Four days in which one’s thoughts wandered back and forth between the ship and the game and the words and pictures of the tablet, which changed only with what Hakuut was doing and what he was doing—not the way they did when nand’ Bren was also working on the dictionary. Maybe it was because the tablets’ messages could not reach the ship. Reports came in on com, every ten and a half hours from Tano or from Algini, reports that satisfied Cenedi. Antaro and the others talked with Cenedi, quietly, properly, asking his questions that were not useful to ask mani, and Cenedi’s word was simply that nand’ Bren was safe, and that nand’ Bren was where he wished to be.
Nand’ Jase was not entirely happy. Nand’ Jase spent time in nand’ Bren’s apartment, but nobody knew any more than what Cenedi relayed to them, that said nand’ Bren was safe, and that “things” were progressing. Not even Narani knew any more than that, or admitted he knew it, and nand’ Jase frowned a great deal, and went back and forth between Lord Geigi, and the guests in Lord Geigi’s apartment, and Gin. His aishid said that Cenedi suspected nand’ Jase was under pressure from the ship-aijiin, who were not getting any more information. At one point, nand’ Jase directly asked mani, which was because nand’ Jase had no aishid capable of asking Cenedi, and Cajeiri somewhat held his breath, because that could be said to be pushing, on the part of the ship-aijiin.
But mani was patient with him, and had tea with him—to which Cajeiri was also invited—and told nand’ Jase only that there were regular, scheduled reports to assure their continued safety and ability to communicate, but that was all they knew.

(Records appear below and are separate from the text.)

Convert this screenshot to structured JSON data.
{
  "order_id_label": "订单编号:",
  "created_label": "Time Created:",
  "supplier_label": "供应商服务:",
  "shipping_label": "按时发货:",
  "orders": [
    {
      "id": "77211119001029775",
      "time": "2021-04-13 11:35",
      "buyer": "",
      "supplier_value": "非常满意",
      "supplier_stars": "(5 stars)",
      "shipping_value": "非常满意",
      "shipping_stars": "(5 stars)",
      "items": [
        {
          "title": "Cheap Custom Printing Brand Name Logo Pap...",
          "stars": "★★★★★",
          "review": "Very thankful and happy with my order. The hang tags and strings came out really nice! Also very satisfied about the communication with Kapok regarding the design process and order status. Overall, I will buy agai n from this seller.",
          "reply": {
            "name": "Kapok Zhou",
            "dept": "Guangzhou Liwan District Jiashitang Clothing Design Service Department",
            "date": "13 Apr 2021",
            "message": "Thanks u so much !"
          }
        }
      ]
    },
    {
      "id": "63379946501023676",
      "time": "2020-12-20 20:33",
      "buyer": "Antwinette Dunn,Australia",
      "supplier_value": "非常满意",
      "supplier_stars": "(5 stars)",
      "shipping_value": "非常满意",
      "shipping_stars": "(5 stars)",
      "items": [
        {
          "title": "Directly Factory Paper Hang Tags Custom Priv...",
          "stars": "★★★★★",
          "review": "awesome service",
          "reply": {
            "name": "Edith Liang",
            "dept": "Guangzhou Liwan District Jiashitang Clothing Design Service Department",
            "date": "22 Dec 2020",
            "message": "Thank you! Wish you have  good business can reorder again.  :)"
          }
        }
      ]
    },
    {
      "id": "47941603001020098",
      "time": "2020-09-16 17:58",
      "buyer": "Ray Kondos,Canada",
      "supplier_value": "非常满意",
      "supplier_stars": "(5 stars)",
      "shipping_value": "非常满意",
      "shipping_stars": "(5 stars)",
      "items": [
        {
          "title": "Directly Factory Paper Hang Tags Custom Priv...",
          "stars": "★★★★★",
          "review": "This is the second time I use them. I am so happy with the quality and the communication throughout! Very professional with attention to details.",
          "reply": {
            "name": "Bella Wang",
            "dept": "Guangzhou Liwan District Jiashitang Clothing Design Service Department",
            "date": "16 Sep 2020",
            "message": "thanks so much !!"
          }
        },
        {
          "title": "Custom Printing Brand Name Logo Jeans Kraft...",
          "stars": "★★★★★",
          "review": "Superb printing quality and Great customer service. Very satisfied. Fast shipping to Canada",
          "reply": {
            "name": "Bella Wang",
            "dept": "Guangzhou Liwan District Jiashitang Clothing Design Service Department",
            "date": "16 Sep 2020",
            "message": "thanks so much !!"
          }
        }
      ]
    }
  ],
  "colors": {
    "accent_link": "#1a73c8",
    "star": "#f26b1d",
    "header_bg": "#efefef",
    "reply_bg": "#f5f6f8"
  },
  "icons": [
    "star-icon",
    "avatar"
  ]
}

Nand’ Jase said, too, that Bjorn’s household was being moved from Lord Geigi’s apartment, that there were q
uestions Gin-nandi wanted to ask Bjorn’s father, that there was an investigation into the company Bjorn’s father worked for, and that Bjorn’s father had gotten his papers back, and that he would get title to his portion of them, and that the others who might have title might get it by his voluntary sharing, or by lawsuit. Bjorn’s father said he would share—Gin worked that out—and Asgard Company, that Bjorn’s father had dealt with, would find itself in legal trouble regarding the rights for which they had gotten Bjorn his tutoring—somebody might file on them in the Mospheiran way, which was not Intent, but Mospheiran law was involved, and maybe Tillington was. So the company was going to give up the rights to Bjorn’s father and continue Bjorn’s lessons and Bjorn’s father and other people were going to have a safe residency Gin was providing—while Tillington and certain other people were going to have to explain things to the investigators.
It was a lot of news. Gin-nandi was not a patient sort of person, and the people who had gone with her on the ship were just like an atevi household. If Gin wanted something done, people did it and gave each other orders, everybody trying to be quick about it.
So yes, Gin was a not a person who was going to be patient with Tillington.